Sir Hans Olufsson (Note: Both as a member of the clergy and as a member of the nobility as he was styled as herr in Norwegian. The style sira (sir) had been introduced as the style for clergymen in Norway in the 13th century and gradually been replaced by the Norwegianized version herr from the 15th century. The style of herr was reserved for clergy and noblemen. Its latin form is Dominus, conventionally rendered as Sir as an ecclesiastical title in English. Olufsson is a patronymic; thus he would be known as "Sir Hans" or as "Sir Hans Olufsson," but never be referred to by the patronymic alone.) (c. 1495–1500 – 18 September 1570, in Oslo) was a Norwegian high-ranking cleric and nobleman during the 16th century.

He was a member of the royal clergy, the clergy in the personal service of the King of Norway and the effective state administration in the Middle Ages, and was one of the six canons at St Mary's Church, the royal chapel in Oslo and the seat of government of Norway. Together with the other canons and the provost, he was a member of the cathedral chapter of St Mary's Church. The provost ex officio also held the office of Chancellor of Norway, with one of the canons serving as Vice-Chancellor; it is unknown if Hans Olufsson served as Vice-Chancellor.
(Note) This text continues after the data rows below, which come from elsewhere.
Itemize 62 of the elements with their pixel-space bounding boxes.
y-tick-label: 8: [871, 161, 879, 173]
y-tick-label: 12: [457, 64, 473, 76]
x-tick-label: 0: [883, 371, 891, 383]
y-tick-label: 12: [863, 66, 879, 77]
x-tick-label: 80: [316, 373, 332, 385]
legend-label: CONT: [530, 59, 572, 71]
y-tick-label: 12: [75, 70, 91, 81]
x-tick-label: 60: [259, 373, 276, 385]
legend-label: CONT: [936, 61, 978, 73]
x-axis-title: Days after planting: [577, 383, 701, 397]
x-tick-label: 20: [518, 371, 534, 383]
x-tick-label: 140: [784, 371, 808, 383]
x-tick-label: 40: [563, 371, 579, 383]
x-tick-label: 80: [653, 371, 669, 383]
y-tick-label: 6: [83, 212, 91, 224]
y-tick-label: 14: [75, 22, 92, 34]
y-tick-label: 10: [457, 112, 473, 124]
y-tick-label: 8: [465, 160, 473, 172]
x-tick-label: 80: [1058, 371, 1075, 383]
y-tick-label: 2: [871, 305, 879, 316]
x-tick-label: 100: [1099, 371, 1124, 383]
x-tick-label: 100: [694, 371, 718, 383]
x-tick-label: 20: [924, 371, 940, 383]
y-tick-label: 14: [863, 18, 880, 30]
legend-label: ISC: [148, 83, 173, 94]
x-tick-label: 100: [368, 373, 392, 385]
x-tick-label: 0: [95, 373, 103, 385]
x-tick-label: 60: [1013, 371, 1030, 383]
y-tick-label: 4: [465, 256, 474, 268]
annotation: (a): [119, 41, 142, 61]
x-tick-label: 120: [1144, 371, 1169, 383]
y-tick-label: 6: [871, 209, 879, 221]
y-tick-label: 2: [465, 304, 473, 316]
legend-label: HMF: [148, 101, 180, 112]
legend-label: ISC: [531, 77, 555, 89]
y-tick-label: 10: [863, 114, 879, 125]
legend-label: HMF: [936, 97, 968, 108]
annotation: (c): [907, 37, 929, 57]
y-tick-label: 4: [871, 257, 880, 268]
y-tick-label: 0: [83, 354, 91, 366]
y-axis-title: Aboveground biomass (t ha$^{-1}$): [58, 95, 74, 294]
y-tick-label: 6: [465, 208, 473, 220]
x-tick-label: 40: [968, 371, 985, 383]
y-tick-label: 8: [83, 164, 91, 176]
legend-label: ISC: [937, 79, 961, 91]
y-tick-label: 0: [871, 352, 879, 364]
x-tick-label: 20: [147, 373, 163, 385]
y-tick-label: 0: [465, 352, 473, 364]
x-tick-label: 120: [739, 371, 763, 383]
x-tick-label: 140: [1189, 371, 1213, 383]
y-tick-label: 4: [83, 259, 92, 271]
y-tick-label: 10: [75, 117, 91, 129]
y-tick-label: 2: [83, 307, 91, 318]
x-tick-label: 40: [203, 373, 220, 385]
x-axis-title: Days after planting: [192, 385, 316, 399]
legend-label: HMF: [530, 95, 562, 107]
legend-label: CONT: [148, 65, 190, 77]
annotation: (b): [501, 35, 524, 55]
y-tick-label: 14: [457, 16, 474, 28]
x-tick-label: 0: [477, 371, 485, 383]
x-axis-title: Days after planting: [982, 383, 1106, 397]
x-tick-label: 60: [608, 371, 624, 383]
As decreed by Haakon V of Norway in a 1300 royal proclamation, the canons of St Mary's Church held the rank and privileges of a Knight, the highest rank of nobility in Norway since 1308 and typically reserved for noblemen with a significant national political role.

Hans Olufsson is first mentioned in 1542 as a canon at St Mary's Church, and undoubtedly was a priest both before and after the Reformation in Denmark–Norway and Holstein. As indicated by his patronymic, Hans Olufsson's father was named Oluf. Due to his career as a member of the royal clergy, he almost certainly had a privileged family background. Most canons in Norway at the time were recruited from the lower nobility, and normally studied at universities abroad, which was normally only possible with an affluent background. Hans Olufsson held a prebend (estate held for his lifetime), the prebend of Saint Mary's altar sub lectorio, also known as the prebend of Dillevik, that included the income of 43 church properties (36 huder, hides) in Eastern Norway.

After 1545, when the cathedral chapter of St Mary's Church was dissolved, Hans Olufsson served as a priest at Oslo Cathedral, but retained his prebend affiliated with the estate of St Mary's Church. He died on the night between 17 and 18 September 1570 and was buried in Oslo Cathedral on 19 September. Following his death, his prebend passed to Jens Nilssøn, the noted Oslo humanist and later Bishop of Oslo.

Hans Olufsson's son, as documented by court proceedings from 1602, was Povel Hansson (born ca. 1545–50), who was a merchant in Oslo. According to genealogist S.H. Finne-Grønn, Povel Hansson was almost certainly the father of the priests Hans Povelsson Paus (1587–1648) and Peder Povelsson Paus (1590–1653), two brothers from Oslo who were the progenitors of the Paus family.